The Professional 300M was by all accounts a success—except for the fact that the gap to Rolex wasn’t closing. Omega still offered quartz, had outdated features like anodised aluminium bezels, and used bought-in movement for its automatic variants. Rolex, on the other hand, had in-house movements, had switched to glossy ceramic parts and generally offered a product that sat a tier higher.
Omega responded with a version of the Seamaster Professional that had both a ceramic bezel and dial, which coupled with a step up in fit-and-finish took it closer to the Rolex, but it still lacked the in-house movements that had started appearing elsewhere in its line-up. Hence this—the ceramic, in-house 2018 Seamaster Professional 300M.
This time, Omega is bringing the big guns to Rolex’s Submariner, and it starts with what’s inside, the METAS-approved Calibre 8800. What’s METAS-approved, I assume you’re wondering—well, let me tell you. You know how Rolex certifies its own movements as chronometer rated? Now Omega does too. I don’t know if that’s a good thing or not—I suppose it’s more likely to demonstrate a commitment to accuracy rather than an opportunity to cheat the system.
Back to the calibre 8800—this is a new one for Omega, and is packed with features. You’ve got the free-sprung balance and balance spring in silicon for protection against magnetism, a 55-hour power reserve, an odd 25,200 vph beat—that’s seven beats per second rather than the usual eight—the Daniels-developed lubrication-free Co-Axial escapement—of course—and rather pleasantly, a sapphire case back to admire it all from.
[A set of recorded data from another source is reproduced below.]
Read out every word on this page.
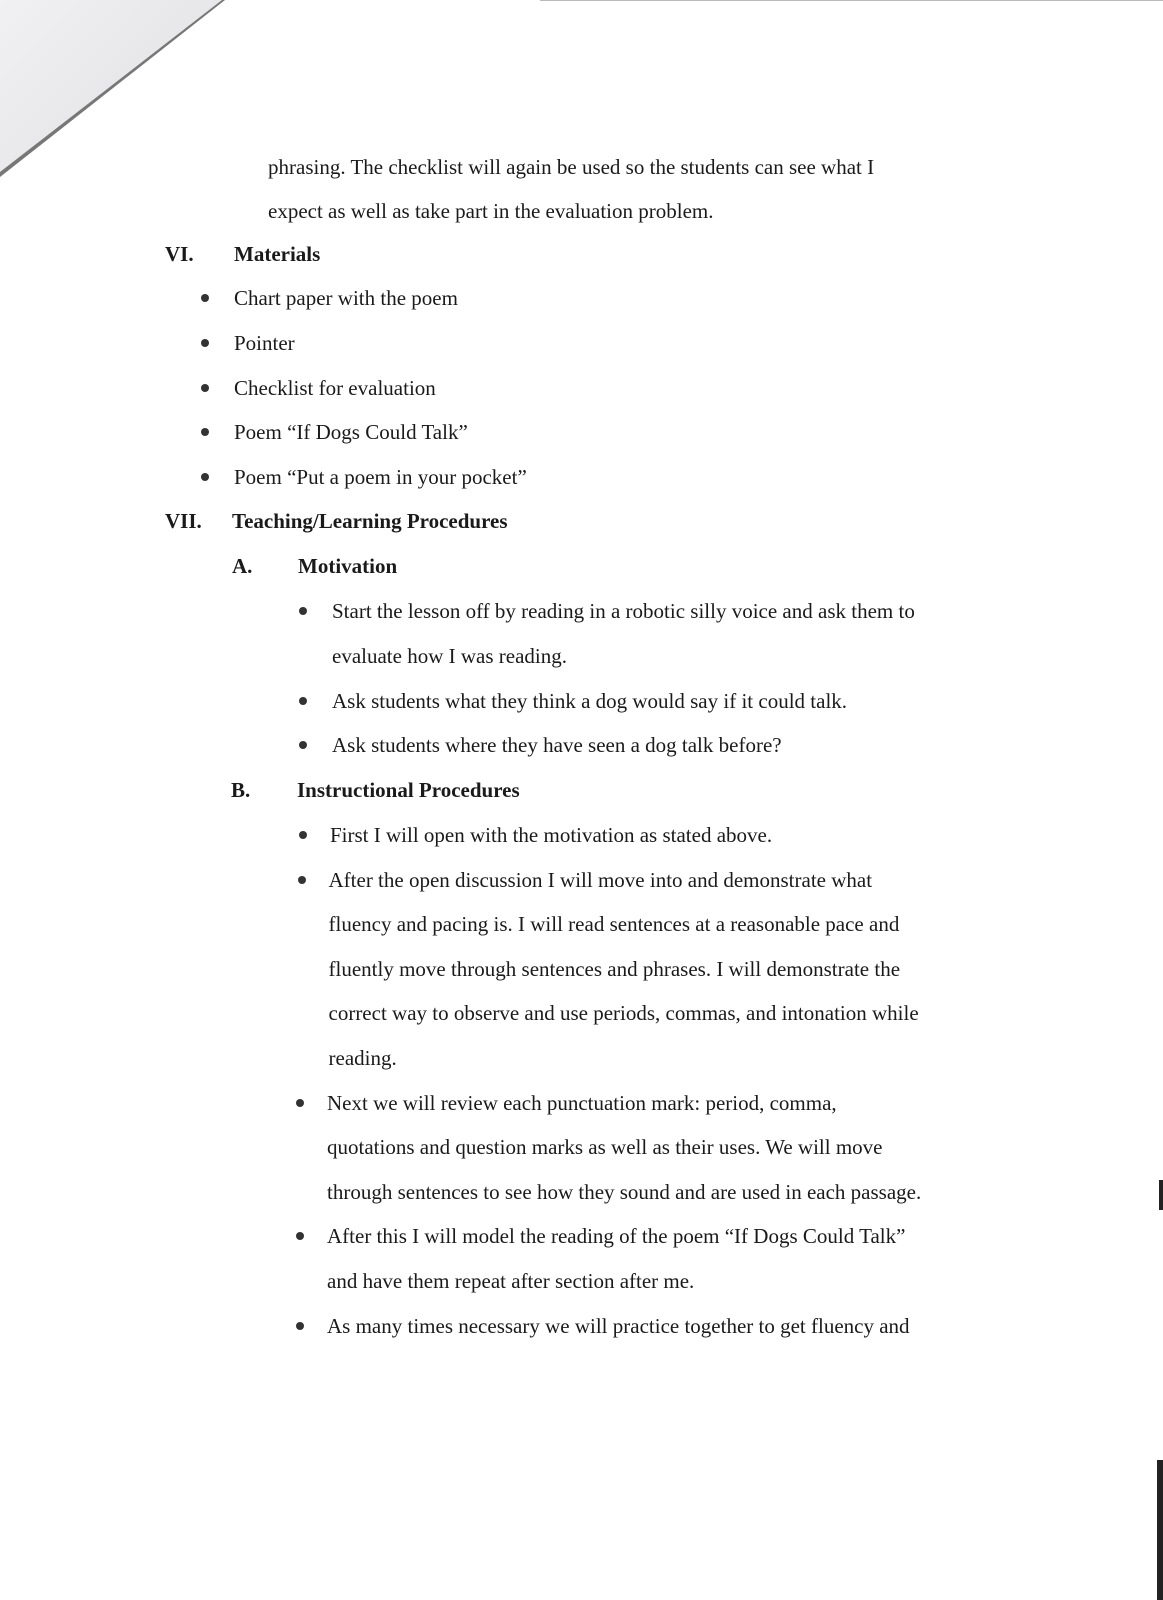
phrasing. The checklist will again be used so the students can see what I
expect as well as take part in the evaluation problem.
VI. Materials
Chart paper with the poem
Pointer
Checklist for evaluation
Poem “If Dogs Could Talk”
Poem “Put a poem in your pocket”
VII. Teaching/Learning Procedures
A. Motivation
Start the lesson off by reading in a robotic silly voice and ask them to
evaluate how I was reading.
Ask students what they think a dog would say if it could talk.
Ask students where they have seen a dog talk before?
B. Instructional Procedures
First I will open with the motivation as stated above.
After the open discussion I will move into and demonstrate what
fluency and pacing is. I will read sentences at a reasonable pace and
fluently move through sentences and phrases. I will demonstrate the
correct way to observe and use periods, commas, and intonation while
reading.
Next we will review each punctuation mark: period, comma,
quotations and question marks as well as their uses. We will move
through sentences to see how they sound and are used in each passage.
After this I will model the reading of the poem “If Dogs Could Talk”
and have them repeat after section after me.
As many times necessary we will practice together to get fluency and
A by-product of this new movement, however, is an extra millimetre in the diameter of the watch, taking it up to 42mm—that’s 2mm more than the Submariner—plus a little extra thickness. That might be a deal-breaker for you, or maybe a bonus—either way, it’s happened.
Something else that’s happened is the return of the dial waves, a surprisingly subtle addition that harks back to the original Professional and was omitted in the previous ceramic model. The waves are cut by laser, which is appropriate given the watch’s James Bond associations, snaking up and down like a wriggling Sean Connery trying to avoid dastardly castration.
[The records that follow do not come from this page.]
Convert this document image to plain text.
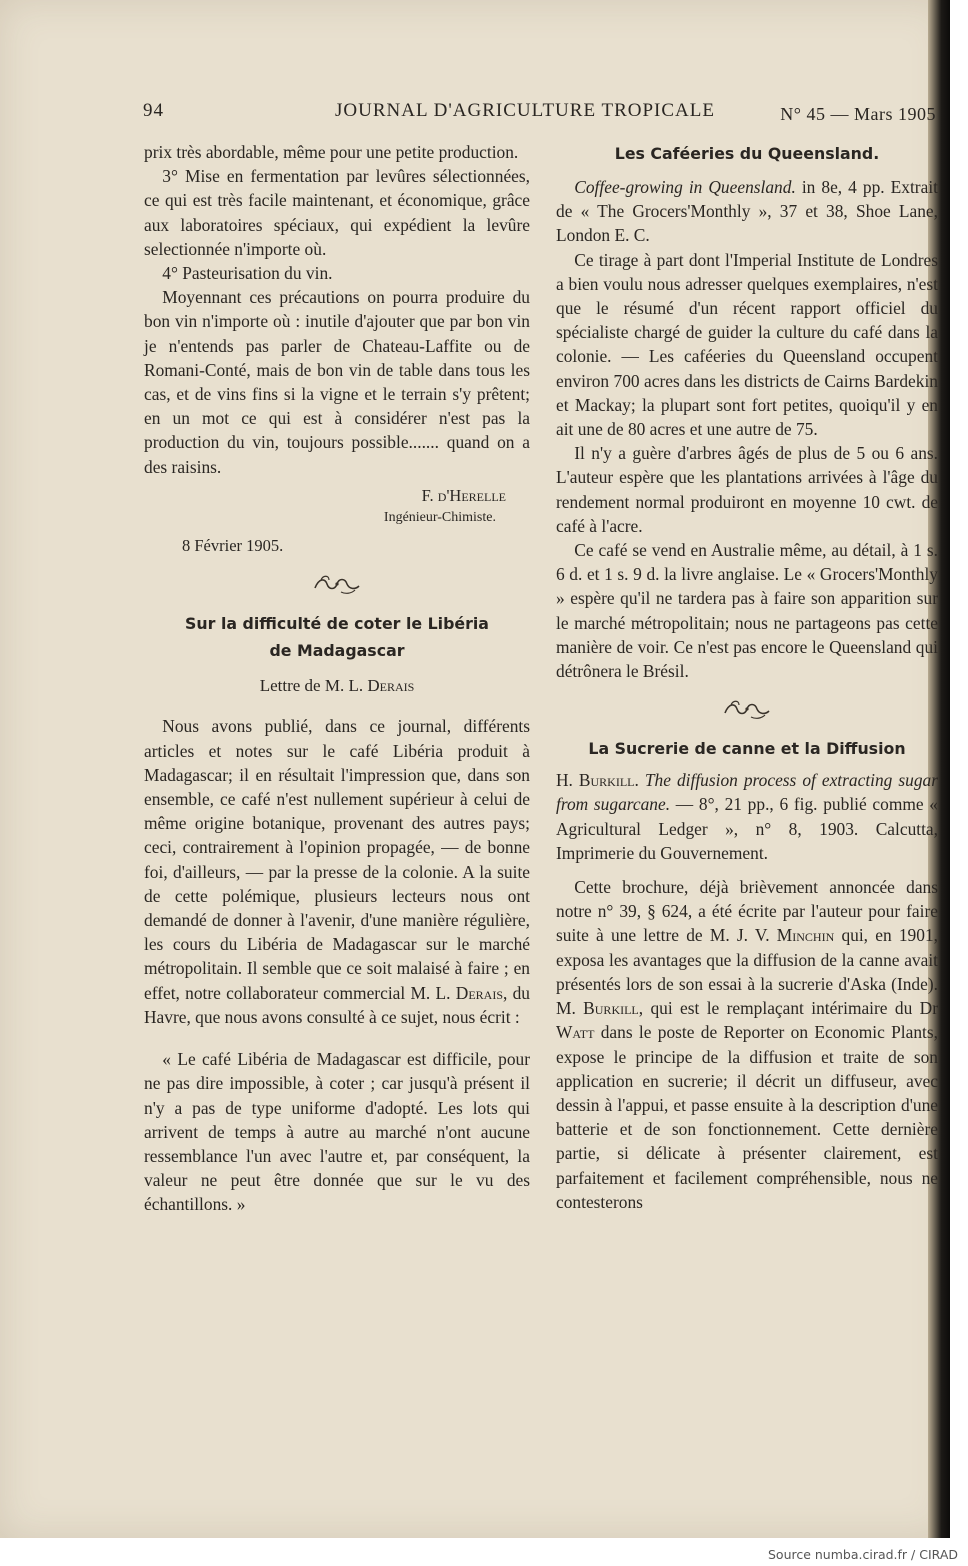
94	JOURNAL D'AGRICULTURE TROPICALE	N° 45 — Mars 1905

prix très abordable, même pour une petite production.

3° Mise en fermentation par levûres sélectionnées, ce qui est très facile maintenant, et économique, grâce aux laboratoires spéciaux, qui expédient la levûre selectionnée n'importe où.

4° Pasteurisation du vin.

Moyennant ces précautions on pourra produire du bon vin n'importe où : inutile d'ajouter que par bon vin je n'entends pas parler de Chateau-Laffite ou de Romani-Conté, mais de bon vin de table dans tous les cas, et de vins fins si la vigne et le terrain s'y prêtent; en un mot ce qui est à considérer n'est pas la production du vin, toujours possible....... quand on a des raisins.

F. d'Herelle
Ingénieur-Chimiste.
8 Février 1905.
Sur la difficulté de coter le Libéria
de Madagascar
Lettre de M. L. Derais

Nous avons publié, dans ce journal, différents articles et notes sur le café Libéria produit à Madagascar; il en résultait l'impression que, dans son ensemble, ce café n'est nullement supérieur à celui de même origine botanique, provenant des autres pays; ceci, contrairement à l'opinion propagée, — de bonne foi, d'ailleurs, — par la presse de la colonie. A la suite de cette polémique, plusieurs lecteurs nous ont demandé de donner à l'avenir, d'une manière régulière, les cours du Libéria de Madagascar sur le marché métropolitain. Il semble que ce soit malaisé à faire ; en effet, notre collaborateur commercial M. L. Derais, du Havre, que nous avons consulté à ce sujet, nous écrit :

« Le café Libéria de Madagascar est difficile, pour ne pas dire impossible, à coter ; car jusqu'à présent il n'y a pas de type uniforme d'adopté. Les lots qui arrivent de temps à autre au marché n'ont aucune ressemblance l'un avec l'autre et, par conséquent, la valeur ne peut être donnée que sur le vu des échantillons. »

Les Caféeries du Queensland.

Coffee-growing in Queensland. in 8e, 4 pp. Extrait de « The Grocers'Monthly », 37 et 38, Shoe Lane, London E. C.

Ce tirage à part dont l'Imperial Institute de Londres a bien voulu nous adresser quelques exemplaires, n'est que le résumé d'un récent rapport officiel du spécialiste chargé de guider la culture du café dans la colonie. — Les caféeries du Queensland occupent environ 700 acres dans les districts de Cairns Bardekin et Mackay; la plupart sont fort petites, quoiqu'il y en ait une de 80 acres et une autre de 75.

Il n'y a guère d'arbres âgés de plus de 5 ou 6 ans. L'auteur espère que les plantations arrivées à l'âge du rendement normal produiront en moyenne 10 cwt. de café à l'acre.

Ce café se vend en Australie même, au détail, à 1 s. 6 d. et 1 s. 9 d. la livre anglaise. Le « Grocers'Monthly » espère qu'il ne tardera pas à faire son apparition sur le marché métropolitain; nous ne partageons pas cette manière de voir. Ce n'est pas encore le Queensland qui détrônera le Brésil.

La Sucrerie de canne et la Diffusion

H. Burkill. The diffusion process of extracting sugar from sugarcane. — 8°, 21 pp., 6 fig. publié comme « Agricultural Ledger », n° 8, 1903. Calcutta, Imprimerie du Gouvernement.

Cette brochure, déjà brièvement annoncée dans notre n° 39, § 624, a été écrite par l'auteur pour faire suite à une lettre de M. J. V. Minchin qui, en 1901, exposa les avantages que la diffusion de la canne avait présentés lors de son essai à la sucrerie d'Aska (Inde). M. Burkill, qui est le remplaçant intérimaire du Dr Watt dans le poste de Reporter on Economic Plants, expose le principe de la diffusion et traite de son application en sucrerie; il décrit un diffuseur, avec dessin à l'appui, et passe ensuite à la description d'une batterie et de son fonctionnement. Cette dernière partie, si délicate à présenter clairement, est parfaitement et facilement compréhensible, nous ne contesterons

Source numba.cirad.fr / CIRAD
The helium escape valve has also been tinkered with, not just so it’s now conical, but also so it can be operated underwater. These valves are used to allow helium to exit the case during decompression in a decompression chamber, so why it needs to be used underwater, I’m quite not sure. If the chamber’s filling with water, saving your watch will be the last thing on your mind. Maybe you have some thoughts on it.
But the really impressive thing here isn’t something that can be written down as a line in the spec sheet—it’s the build quality, the attention to detail. Each luminous marker is perfectly domed, every delineation between finishes crisply defined. The date window is balanced at 6 o’clock and inverted to blend with the dial. The ceramic elements, available in seven different colour combinations, are deeply polished and shift in saturation under moving light. Even the bezel text, in white enamel, is crisp and bright.
On paper, it sits side-by-side with the Submariner, trading blows with no real winner emerging. But there’s one more titbit left to ponder, and that’s the price. Rolex would kindly ask you for £6,550 to relieve them of a Submariner Date—Omega, on the other hand, want just £3,520—£3,600 if you want a bracelet instead—and you don’t need me to tell you that that’s a big difference.
If there’s one thing to be learned from an ongoing interest in mechanical watches, it’s that logic doesn’t have much of a part to play in any of it. If you want a Rolex, you want a Rolex, and that, quite frankly, is the end of it. However, if the Seamaster has always held an appeal for you, but just never quite hit the mark, then perhaps now it’s time to reassess your position. It may have taken Omega many, many decades to catch up, but it seems at last that it’s finally stopped bringing a knife to a gunfight.